Further, short echo times can be achieved with the ISIS method (image selected in vivo spectroscopy). The ISIS method is based on a sequence of eight non-selected 90° RF pulses with intervening, slice-selective 180° HF pulses. A 180° RF pulse for selecting slices is utilized three times, two 180° RF pulses for selecting line elements are utilized twice and three 180° RF pulses for selecting a target volume element are utilized once between two of the 90° RF pulses.
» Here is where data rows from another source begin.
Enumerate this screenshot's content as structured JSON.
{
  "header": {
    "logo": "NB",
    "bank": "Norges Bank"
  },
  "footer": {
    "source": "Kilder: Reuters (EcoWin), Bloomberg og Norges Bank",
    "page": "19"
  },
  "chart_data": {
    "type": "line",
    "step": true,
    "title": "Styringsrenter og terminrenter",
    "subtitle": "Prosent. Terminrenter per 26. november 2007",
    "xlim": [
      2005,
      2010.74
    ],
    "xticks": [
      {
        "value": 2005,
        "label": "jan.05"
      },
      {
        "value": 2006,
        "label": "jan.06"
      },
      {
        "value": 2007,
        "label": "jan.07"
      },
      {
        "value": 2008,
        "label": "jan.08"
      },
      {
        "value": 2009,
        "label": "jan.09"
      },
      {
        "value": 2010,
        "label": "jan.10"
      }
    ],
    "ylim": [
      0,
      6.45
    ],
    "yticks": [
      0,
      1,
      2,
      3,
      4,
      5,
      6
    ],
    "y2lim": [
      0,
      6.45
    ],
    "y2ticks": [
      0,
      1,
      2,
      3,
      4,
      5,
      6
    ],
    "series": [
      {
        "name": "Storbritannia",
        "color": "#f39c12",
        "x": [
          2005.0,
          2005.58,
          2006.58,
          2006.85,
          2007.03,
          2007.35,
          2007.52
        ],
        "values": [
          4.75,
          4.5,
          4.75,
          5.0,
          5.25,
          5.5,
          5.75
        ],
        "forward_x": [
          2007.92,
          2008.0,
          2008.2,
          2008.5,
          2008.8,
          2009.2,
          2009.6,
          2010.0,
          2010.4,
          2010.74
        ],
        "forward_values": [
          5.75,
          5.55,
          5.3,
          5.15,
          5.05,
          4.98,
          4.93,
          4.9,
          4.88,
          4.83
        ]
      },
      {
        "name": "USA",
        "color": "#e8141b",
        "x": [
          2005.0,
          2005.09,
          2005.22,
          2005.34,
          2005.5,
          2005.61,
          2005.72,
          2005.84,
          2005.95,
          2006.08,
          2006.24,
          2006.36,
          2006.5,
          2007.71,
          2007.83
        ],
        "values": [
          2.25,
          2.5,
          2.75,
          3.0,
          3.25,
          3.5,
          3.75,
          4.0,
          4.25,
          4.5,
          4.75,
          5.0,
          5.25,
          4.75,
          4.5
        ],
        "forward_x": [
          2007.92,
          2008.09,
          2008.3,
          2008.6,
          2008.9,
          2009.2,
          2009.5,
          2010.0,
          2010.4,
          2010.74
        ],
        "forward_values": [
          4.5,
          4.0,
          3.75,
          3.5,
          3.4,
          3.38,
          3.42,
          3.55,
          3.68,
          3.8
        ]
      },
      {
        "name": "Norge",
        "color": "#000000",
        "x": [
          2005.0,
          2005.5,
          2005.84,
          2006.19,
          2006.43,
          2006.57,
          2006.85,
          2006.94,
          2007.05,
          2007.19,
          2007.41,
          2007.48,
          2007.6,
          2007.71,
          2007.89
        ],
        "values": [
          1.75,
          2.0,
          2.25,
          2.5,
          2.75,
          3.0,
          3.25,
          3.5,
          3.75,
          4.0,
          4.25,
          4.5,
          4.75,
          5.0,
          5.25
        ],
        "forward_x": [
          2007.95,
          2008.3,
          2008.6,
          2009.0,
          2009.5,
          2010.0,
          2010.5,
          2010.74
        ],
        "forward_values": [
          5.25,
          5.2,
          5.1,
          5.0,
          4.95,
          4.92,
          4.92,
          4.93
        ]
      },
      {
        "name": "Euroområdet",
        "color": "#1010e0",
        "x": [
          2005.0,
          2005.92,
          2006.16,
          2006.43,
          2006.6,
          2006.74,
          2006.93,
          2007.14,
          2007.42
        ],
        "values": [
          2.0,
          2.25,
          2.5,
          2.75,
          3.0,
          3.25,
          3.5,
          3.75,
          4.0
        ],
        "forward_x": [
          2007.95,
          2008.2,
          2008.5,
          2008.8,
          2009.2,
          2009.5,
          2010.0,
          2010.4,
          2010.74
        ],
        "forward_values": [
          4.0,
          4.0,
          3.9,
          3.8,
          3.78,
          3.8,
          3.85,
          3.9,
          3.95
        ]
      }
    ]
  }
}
Magnetic resonance signals are acquired following each 90° RF pulse, these magnetic resonance signals being subtracted or added for forming a signal that relates exclusively to the target volume element. One particular difficulty in the ISIS method results from the fact that—for an accurate determination of signal parts that relate exclusively to the target volume element—signal components of the other, generally much larger, overall volume must cancel exactly in the subtractions and additions. As a result, the ISIS method is very susceptible to even the minutest movements of the examination volume. Further details regarding the ISIS method are described, for example, in the article by R. J. Ordidge et al. “Image-Selected in Vivo Spectroscopy (ISIS). A New Technique for Spatially Selective NMR Spectroscopy”, Journal of Magnetic Resonance 66 (1986), pages 283 through 294.
The intense water signals are often suppressed in clinical proton spectroscopy. One method for such water suppression is, for example, the CHESS technique, whereby the nuclear spins of the water molecules are first selectively excited by narrow-band 90° RF pulses and their cross-magnetization is subsequently dephased by activating magnetic field gradients. In the ideal case, no detectible magnetization of the water molecules thus is available for an immediately following spectroscopy method.